Initial Sketches by @Burke Mamlin (Source file here)
Architecture Proposal:
Users will interact with OpenMRS as they currently do: by using a browser on their desktop, laptop, or tablet. Users enter requests into the web application, the frontend AI module sends this to the backend AI module, which adds any necessary front matter and sends a request to the LLM service. The LLM transforms the request into a response and this is returned to the backend module. The backend module parses the transformed data, returning data and/or instructions to the frontend module to provide the user with a suitable response or application behavior.

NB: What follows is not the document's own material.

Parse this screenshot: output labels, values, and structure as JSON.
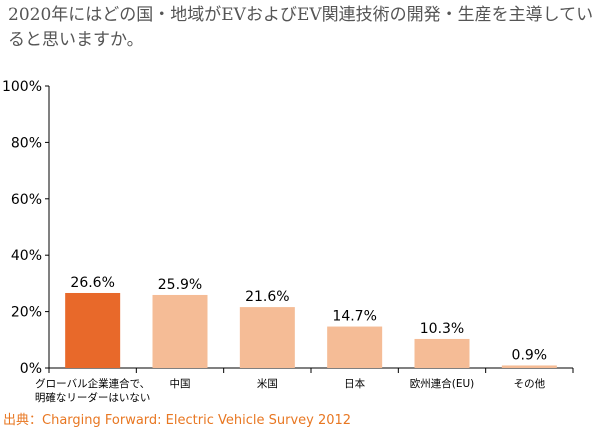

The OpenMRS AI functionality will follow the OpenMRS architecture, with a frontend javascript-based module running in the browser and a java-based module running on a backend server. An LLM service will be hosted alongside the OpenMRS server and the backend module will communicate with this LLM service via its web API. OpenMRS frontend modules follow the ECMAScript module standard and are written with React and TypeScript. The AI frontend module, like all other frontend modules, will communicate with an instance of the OpenMRS platform using its web service API. A backend AI module running within the OpenMRS platform will be coded in Java according to the OpenMRS module specification. The backend module will use the OpenMRS API to access clinical data and persist any new data. It will connect to a locally hosted LLM service through a web service API. While it’s possible that country’s could provide in-country, secure, cloud-hosted LLMs, given the patient privacy requirements for clinical data, limited options for in-country cloud services, and connectivity issues in resource-constrained environments, we expect that the LLM service will need to be hosted locally.
Safety & Tech Risks
Risk of Misleading / Blatantly Wrong Information “invented” by LLM: Aka “hallucination” or “lying”, it is well known that GenAI/LLMs are very prone to inventing information, as (1) they are literally a language prediction model, meaning their greatest skill set is in predicting what words are likely to come after each other.
Situation: Imagine a situation where the prompt response invents medical information that is not actually accurate or true for a patient, leading the clinician to create a different, suboptimal or event harmful course of treatment for that patient. Example: An example of blatantly wrong/made up or erroneous conclusions was easily demonstrated in this simple community prototype example of using GenAI to generate a patient history summary.
Patient Safety Risk: High.
Mitigation: This project must consider a way to test for / identify / prevent hallucinations.
Patient Privacy: Patient data must not be sent to an outside service, such as a SaaS offering like ChatGPT, as this violates many country’s health data privacy laws and/or may breach patient consent.